British Billy celebrates St. Patrick's Day
By British Billy, 48th Fighter Wing Public Affairs
/ Published March 11, 2011
ROYAL AIR FORCE LAKENHEATH, England -- It would seem to be a generally acknowledged fact that the fine folk of Ireland know how to have a good time. The gaiety of an Irish jig is enough to set even my paws a-tapping, and the feast day of the patron saint of Ireland, St. Patrick, provides anyone of Irish descent with an opportunity to celebrate their Emerald Isle and all its extensive history and culture. March 17, St. Patrick's Day, would seem to generously invite us all to be Irish for a day, should we so wish.
Attending school in Britain, children learn of the four patron saints of the British Isles: St. Andrew (Scotland), St. George (England), St. David (Wales) and, of course, St. Patrick (Ireland). However, what they do not learn is how the spirit of St. Patrick's Day has seized the hearts of many Americans so firmly that each year the Chicago River is dyed green and the city of New York plays host to the oldest and largest St. Patrick's Day parade in the world.

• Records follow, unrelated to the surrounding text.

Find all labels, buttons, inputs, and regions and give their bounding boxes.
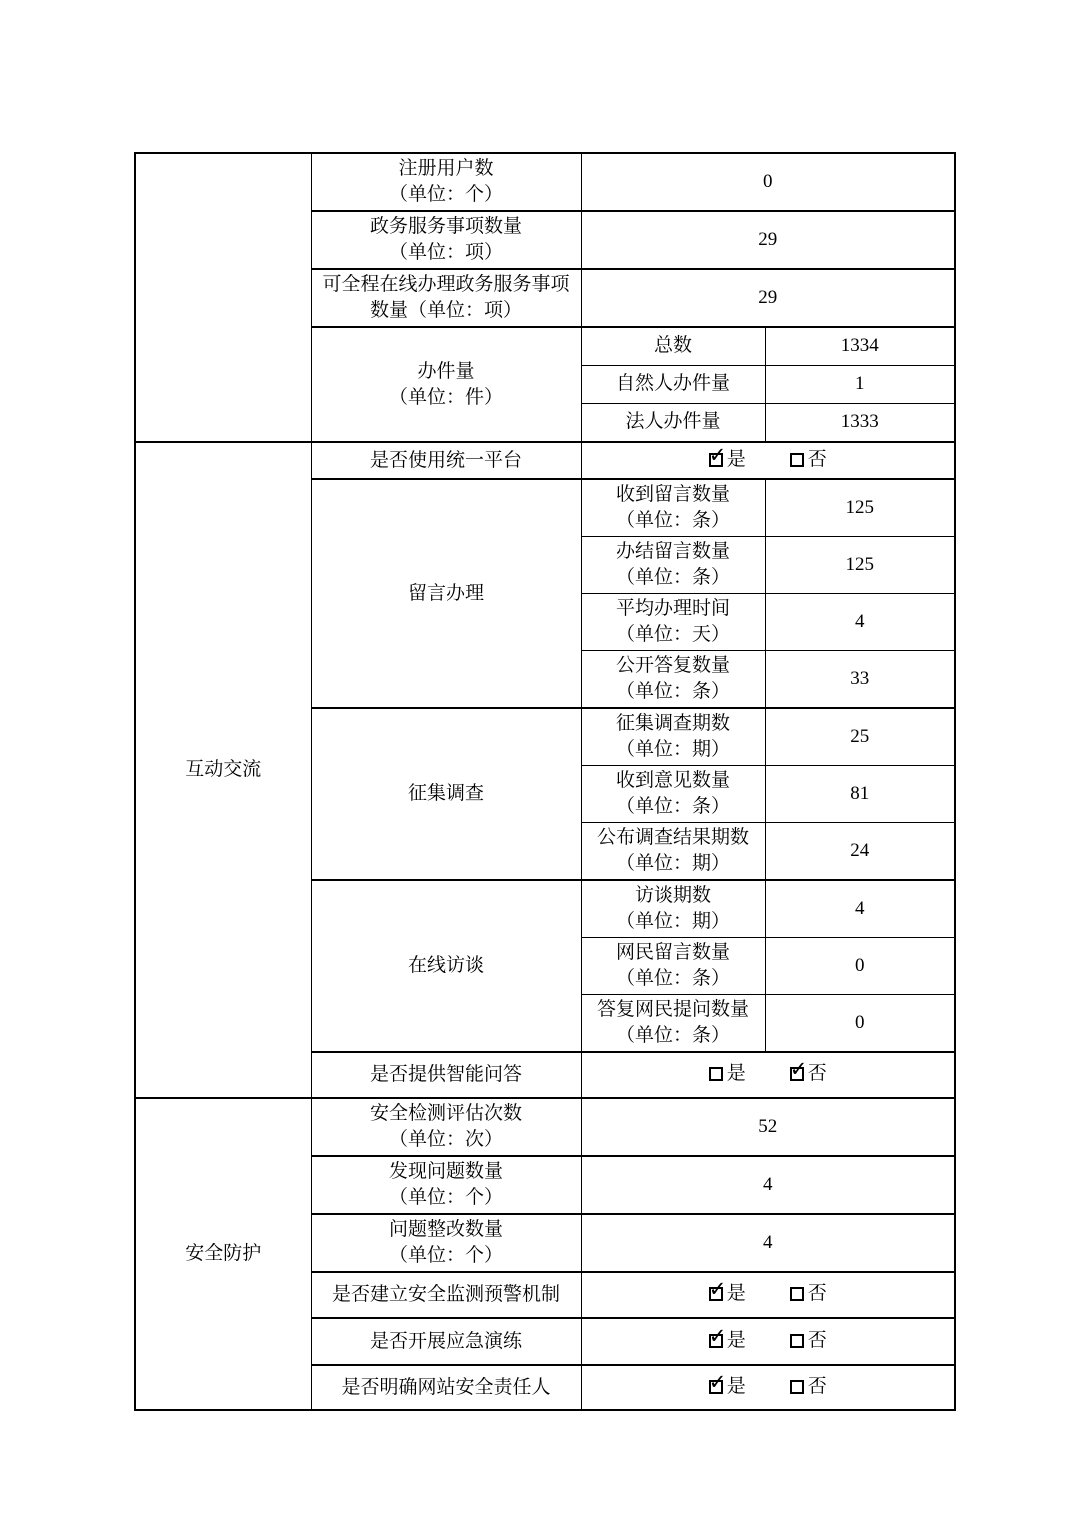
- cell-full-online-items-value: 29: [581, 269, 955, 327]
- cell-msg-completed-label: 办结留言数量 （单位：条）: [581, 537, 765, 594]
- cell-assessments-value: 52: [581, 1098, 955, 1156]
- cell-gov-service-items-label: 政务服务事项数量 （单位：项）: [311, 211, 581, 269]
- row-registered-users: 注册用户数 （单位：个） 0: [135, 153, 955, 211]
- cell-drills-value: ✓是 否: [581, 1318, 955, 1365]
- cell-problems-found-label: 发现问题数量 （单位：个）: [311, 1156, 581, 1214]
- cell-unified-platform-value: ✓是 否: [581, 442, 955, 479]
- cell-smart-qa-label: 是否提供智能问答: [311, 1052, 581, 1098]
- cell-assessments-label: 安全检测评估次数 （单位：次）: [311, 1098, 581, 1156]
- cell-interviews-label: 在线访谈: [311, 880, 581, 1052]
- checkbox-checked-icon: ✓: [709, 453, 723, 467]
- cell-registered-users-label: 注册用户数 （单位：个）: [311, 153, 581, 211]
- option-yes: ✓是: [709, 447, 746, 473]
- option-no: 否: [790, 1374, 827, 1400]
- section-label-text: 安全防护: [185, 1241, 261, 1267]
- cell-responsible-person-value: ✓是 否: [581, 1365, 955, 1410]
- cell-case-total-value: 1334: [765, 327, 955, 365]
- option-yes: ✓是: [709, 1328, 746, 1354]
- cell-survey-results-value: 24: [765, 823, 955, 881]
- cell-problems-found-value: 4: [581, 1156, 955, 1214]
- report-page: 注册用户数 （单位：个） 0 政务服务事项数量 （单位：项） 29 可全程在线办…: [0, 0, 1074, 1520]
- cell-surveys-label: 征集调查: [311, 708, 581, 880]
- cell-msg-public-replies-label: 公开答复数量 （单位：条）: [581, 651, 765, 709]
- cell-msg-received-value: 125: [765, 479, 955, 537]
- annual-report-table: 注册用户数 （单位：个） 0 政务服务事项数量 （单位：项） 29 可全程在线办…: [134, 152, 956, 1411]
- checkbox-checked-icon: ✓: [790, 1067, 804, 1081]
- cell-interview-periods-label: 访谈期数 （单位：期）: [581, 880, 765, 938]
- cell-survey-results-label: 公布调查结果期数 （单位：期）: [581, 823, 765, 881]
- row-unified-platform: 互动交流 是否使用统一平台 ✓是 否: [135, 442, 955, 479]
- cell-interview-messages-value: 0: [765, 938, 955, 995]
- section-label-text: 互动交流: [185, 757, 261, 783]
- checkbox-checked-icon: ✓: [709, 1287, 723, 1301]
- cell-gov-service-items-value: 29: [581, 211, 955, 269]
- cell-monitoring-label: 是否建立安全监测预警机制: [311, 1272, 581, 1318]
- checkbox-unchecked-icon: [790, 1334, 804, 1348]
- row-assessments: 安全防护 安全检测评估次数 （单位：次） 52: [135, 1098, 955, 1156]
- checkbox-unchecked-icon: [790, 453, 804, 467]
- cell-drills-label: 是否开展应急演练: [311, 1318, 581, 1365]
- cell-msg-avg-time-label: 平均办理时间 （单位：天）: [581, 594, 765, 651]
- cell-full-online-items-label: 可全程在线办理政务服务事项 数量（单位：项）: [311, 269, 581, 327]
- cell-interview-periods-value: 4: [765, 880, 955, 938]
- checkbox-unchecked-icon: [790, 1287, 804, 1301]
- cell-responsible-person-label: 是否明确网站安全责任人: [311, 1365, 581, 1410]
- yes-no-group: ✓是 否: [709, 1328, 827, 1354]
- cell-monitoring-value: ✓是 否: [581, 1272, 955, 1318]
- section-label-security: 安全防护: [135, 1098, 311, 1410]
- cell-survey-opinions-value: 81: [765, 766, 955, 823]
- cell-problems-fixed-value: 4: [581, 1214, 955, 1272]
- cell-case-legal-value: 1333: [765, 403, 955, 442]
- cell-msg-completed-value: 125: [765, 537, 955, 594]
- cell-message-handling-label: 留言办理: [311, 479, 581, 708]
- checkbox-checked-icon: ✓: [709, 1380, 723, 1394]
- cell-smart-qa-value: 是 ✓否: [581, 1052, 955, 1098]
- cell-unified-platform-label: 是否使用统一平台: [311, 442, 581, 479]
- option-yes: ✓是: [709, 1374, 746, 1400]
- cell-msg-public-replies-value: 33: [765, 651, 955, 709]
- cell-survey-opinions-label: 收到意见数量 （单位：条）: [581, 766, 765, 823]
- checkbox-unchecked-icon: [709, 1067, 723, 1081]
- cell-msg-avg-time-value: 4: [765, 594, 955, 651]
- section-label-interaction: 互动交流: [135, 442, 311, 1098]
- cell-case-natural-value: 1: [765, 365, 955, 403]
- cell-interview-replies-value: 0: [765, 995, 955, 1053]
- cell-problems-fixed-label: 问题整改数量 （单位：个）: [311, 1214, 581, 1272]
- yes-no-group: 是 ✓否: [709, 1061, 827, 1087]
- section-label-services: [135, 153, 311, 442]
- yes-no-group: ✓是 否: [709, 1374, 827, 1400]
- cell-survey-periods-value: 25: [765, 708, 955, 766]
- cell-case-volume-label: 办件量 （单位：件）: [311, 327, 581, 442]
- cell-case-total-label: 总数: [581, 327, 765, 365]
- yes-no-group: ✓是 否: [709, 447, 827, 473]
- option-yes: 是: [709, 1061, 746, 1087]
- cell-interview-messages-label: 网民留言数量 （单位：条）: [581, 938, 765, 995]
- checkbox-unchecked-icon: [790, 1380, 804, 1394]
- option-no: 否: [790, 447, 827, 473]
- cell-case-legal-label: 法人办件量: [581, 403, 765, 442]
- option-no: 否: [790, 1281, 827, 1307]
- cell-interview-replies-label: 答复网民提问数量 （单位：条）: [581, 995, 765, 1053]
- option-no: 否: [790, 1328, 827, 1354]
- cell-registered-users-value: 0: [581, 153, 955, 211]
- checkbox-checked-icon: ✓: [709, 1334, 723, 1348]
- cell-case-natural-label: 自然人办件量: [581, 365, 765, 403]
- option-yes: ✓是: [709, 1281, 746, 1307]
- cell-msg-received-label: 收到留言数量 （单位：条）: [581, 479, 765, 537]
- yes-no-group: ✓是 否: [709, 1281, 827, 1307]
- option-no: ✓否: [790, 1061, 827, 1087]
- cell-survey-periods-label: 征集调查期数 （单位：期）: [581, 708, 765, 766]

In the United States, it seems to be customary to wear green on St. Patrick's Day. However, in Ireland the colour was long considered to be unlucky. Irish folklore holds that green is the favourite colour of the Good People (the proper name for faeries). They are likely to steal people, especially children, who wear too much of the colour. As far as I can tell, this doesn't seem to worry anyone very much these days. If it troubles you at all, just go easy on the green, to be on the safe side.
Interestingly enough, blue not green, is the colour originally associated with St. Patrick. "St Patrick's Blue" is used on Ireland's presidential standard or flag, while the Irish Guards sport a plume of St. Patrick's blue in their bearskins.
As far as can be determined, St. Patrick was born around 390 A.D. and was taken to Ireland as a slave by Irish marauders when he was just 16 years old. According to legend, he was kept in captivity in Ireland and was said to have seen visions in which he was urged to escape. After six years in captivity, he finally succeeded in escaping to the northern coast of Gaul (now France). While there, he was ordained as a priest and later returned to Ireland as a missionary, playing a major part in converting the Irish to Christianity.
The shamrock was originally chosen as the national emblem of Ireland because of the legend that St. Patrick used the plant to illustrate the doctrine of the Trinity. He plucked a shamrock from the ground and compared the three leaves on one stem to the nature of the Christian God. Shamrocks are considered good luck symbols by the Irish.
Another story associated with St. Patrick was his ability to rid Ireland of serpents. I am not too fond of snakes myself. Having come across the occasional adder* on my woodland jaunts, I find it best to give them a wide berth. I believe there are no moles in Ireland either, but that has nothing to do with St. Patrick, as far as I can determine.
A happy St. Patrick's Day to one and all. Time for me to patrol the garden in search of some shamrock. You know what they say about the luck of the Irish! I think some must have rubbed off on me, living the life of Riley as I do.
*More commonly known as a viper in the U.S., I believe.